Затем мы прошли по длинному проходу, в конце которого была пасть быка, и в ней я увидел двенадцать жертв, живших в озере с кипящей водой. Зловоние от этого озера исходило такое, что птицы в ужасе разлетались, как только приближались к нему, и все-таки я не ощущал запаха серы, хотя и видел многих, тащивших за собой свои тени, а одно из озер было настолько переполнено, что в нем пребывали два ряда из сорока двух кобр и им не было нужды изрыгать огонь, так как слово, изрекаемое ими, было достаточно ужасным, чтобы тени умерших таяли в воздухе перед ними.

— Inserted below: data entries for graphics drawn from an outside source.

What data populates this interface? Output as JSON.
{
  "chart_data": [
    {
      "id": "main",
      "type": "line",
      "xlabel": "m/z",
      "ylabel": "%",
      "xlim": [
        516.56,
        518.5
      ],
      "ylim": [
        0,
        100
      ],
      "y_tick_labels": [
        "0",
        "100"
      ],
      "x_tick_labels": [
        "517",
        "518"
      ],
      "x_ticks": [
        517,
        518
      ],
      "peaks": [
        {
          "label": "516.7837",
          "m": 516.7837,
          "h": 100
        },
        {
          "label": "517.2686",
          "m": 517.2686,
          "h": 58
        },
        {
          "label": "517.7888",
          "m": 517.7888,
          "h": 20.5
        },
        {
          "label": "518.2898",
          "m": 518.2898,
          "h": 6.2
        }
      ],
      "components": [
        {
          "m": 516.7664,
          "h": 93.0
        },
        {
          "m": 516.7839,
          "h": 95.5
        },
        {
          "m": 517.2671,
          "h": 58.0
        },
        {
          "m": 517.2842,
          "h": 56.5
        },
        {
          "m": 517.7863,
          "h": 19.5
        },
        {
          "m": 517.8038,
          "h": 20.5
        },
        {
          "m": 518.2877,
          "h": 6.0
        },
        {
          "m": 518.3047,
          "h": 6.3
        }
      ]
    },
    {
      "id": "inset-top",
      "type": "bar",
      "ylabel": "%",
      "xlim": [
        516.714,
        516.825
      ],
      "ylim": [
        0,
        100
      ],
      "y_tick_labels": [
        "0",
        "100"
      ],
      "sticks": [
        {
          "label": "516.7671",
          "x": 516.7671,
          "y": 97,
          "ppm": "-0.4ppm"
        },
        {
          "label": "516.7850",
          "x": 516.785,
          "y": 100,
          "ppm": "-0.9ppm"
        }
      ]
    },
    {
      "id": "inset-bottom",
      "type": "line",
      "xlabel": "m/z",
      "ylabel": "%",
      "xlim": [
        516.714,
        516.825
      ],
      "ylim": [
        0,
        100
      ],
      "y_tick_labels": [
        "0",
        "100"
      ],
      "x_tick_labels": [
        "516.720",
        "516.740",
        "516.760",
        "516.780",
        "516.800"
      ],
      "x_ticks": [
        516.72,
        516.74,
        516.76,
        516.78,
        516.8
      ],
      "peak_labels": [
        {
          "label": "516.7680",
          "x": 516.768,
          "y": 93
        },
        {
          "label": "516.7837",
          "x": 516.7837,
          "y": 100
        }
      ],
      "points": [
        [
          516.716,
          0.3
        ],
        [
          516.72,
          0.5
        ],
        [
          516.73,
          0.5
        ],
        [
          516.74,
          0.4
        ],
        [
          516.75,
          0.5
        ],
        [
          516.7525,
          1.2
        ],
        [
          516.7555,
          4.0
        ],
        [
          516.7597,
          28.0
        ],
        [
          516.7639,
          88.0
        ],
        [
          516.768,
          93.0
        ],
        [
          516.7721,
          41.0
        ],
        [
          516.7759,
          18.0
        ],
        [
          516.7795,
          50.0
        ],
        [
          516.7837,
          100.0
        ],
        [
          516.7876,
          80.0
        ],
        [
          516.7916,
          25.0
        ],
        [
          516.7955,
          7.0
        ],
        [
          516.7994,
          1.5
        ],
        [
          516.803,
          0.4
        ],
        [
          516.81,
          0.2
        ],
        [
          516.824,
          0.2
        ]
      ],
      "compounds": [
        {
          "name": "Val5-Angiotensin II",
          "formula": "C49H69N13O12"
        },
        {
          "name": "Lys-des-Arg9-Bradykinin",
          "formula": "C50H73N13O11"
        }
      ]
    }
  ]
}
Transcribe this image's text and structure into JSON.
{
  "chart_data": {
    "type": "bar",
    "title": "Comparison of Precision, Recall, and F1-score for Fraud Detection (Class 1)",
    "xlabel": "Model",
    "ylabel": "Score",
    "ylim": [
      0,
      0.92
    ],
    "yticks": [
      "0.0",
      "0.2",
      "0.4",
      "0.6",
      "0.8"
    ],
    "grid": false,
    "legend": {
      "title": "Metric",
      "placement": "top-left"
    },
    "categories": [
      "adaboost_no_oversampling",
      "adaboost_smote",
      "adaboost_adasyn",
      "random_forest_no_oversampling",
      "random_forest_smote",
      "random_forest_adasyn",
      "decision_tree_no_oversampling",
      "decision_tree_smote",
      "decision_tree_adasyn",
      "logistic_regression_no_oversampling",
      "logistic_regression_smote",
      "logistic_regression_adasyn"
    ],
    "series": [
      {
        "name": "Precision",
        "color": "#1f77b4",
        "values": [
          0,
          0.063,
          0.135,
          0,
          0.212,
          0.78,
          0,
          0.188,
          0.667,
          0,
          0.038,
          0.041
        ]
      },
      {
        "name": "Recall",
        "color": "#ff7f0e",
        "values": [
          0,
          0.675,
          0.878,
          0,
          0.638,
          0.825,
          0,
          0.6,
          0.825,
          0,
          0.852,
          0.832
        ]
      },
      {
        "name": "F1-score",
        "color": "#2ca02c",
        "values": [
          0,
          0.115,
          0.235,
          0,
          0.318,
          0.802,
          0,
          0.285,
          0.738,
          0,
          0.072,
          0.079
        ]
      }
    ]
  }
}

В Пятом Изгибе Дуата находились двенадцать мумий. Пока я наблюдал, Бог с головой шакала подошел и приказал им сбросить бинты, снять парики, собрать свои кости и плоть и открыть глаза. Ибо теперь они могли покинуть устрашающие пещеры Секера и подняться в великий предел, куда Он их отведет. Но дальше на пути было лишь озеро с кипятком, и теперь у них не осталось пристанища в пещерах мертвых. В Шестом Изгибе Дуата я увидел Бога с головой рыбы, который мог усмирять морских чудовищ, потрясая сетью под звуки собственных могущественных заклинаний. Он знал духа сети и то, как вязать узлы, способные уничтожить чудовищ, и я увидел огромного жука Хепри, по величине равного восьми львам, и он проходил через все огни неопаленным. Я увидел, как Хепри правил золотой и серебряной Лодкой Ра в теле великого змея, и конечно, Он провел Лодку от отверстия в хвосте, и она покинула змея через его пасть, а в Седьмом и последнем Изгибе мы даже прошли мимо чудовища по имени Аммит, Которая есть Пожирательница Мертвых, обычно Она отдыхает рядом с весами, пока Анубис взвешивает сердце того, кого собираются судить. Как только сердце перевешивает перышко правды, Аммит пожирает его. Аммит — чудовище с головой крокодила, ногами льва и самым отвратительным запахом. Представьте, Ее смрад оказался столь силен, что донесся до меня даже из стены, ведь в ней пребывает зловоние всех злых сердец, которые Она сожрала. Я снова вспомнил тот первый раз, когда вдохнул смрад, исходивший от призрака в Городе мертвых, и подумал: неужели в тот час, когда я приближусь к весам, чтобы взвесили и мое сердце, и откроется правда моей жизни, оно станет частью этого зловония? Так и должно случиться. Когда в сердце нет зла, оно весит не более перышка, а мое, я чувствовал, тянет на целую канопу.

В том углублении в стене Пирамиды Хуфу, где мы сидели, теперь, когда картины на стене исчезли, я почти не чувствовал страха. Хотя эти видения Дуата окутали нас, словно густой туман, и я мог слышать крики, все же они не отозвались дрожью в моем Ка, я не корчился и в языках пламени, и жары особой тоже не было.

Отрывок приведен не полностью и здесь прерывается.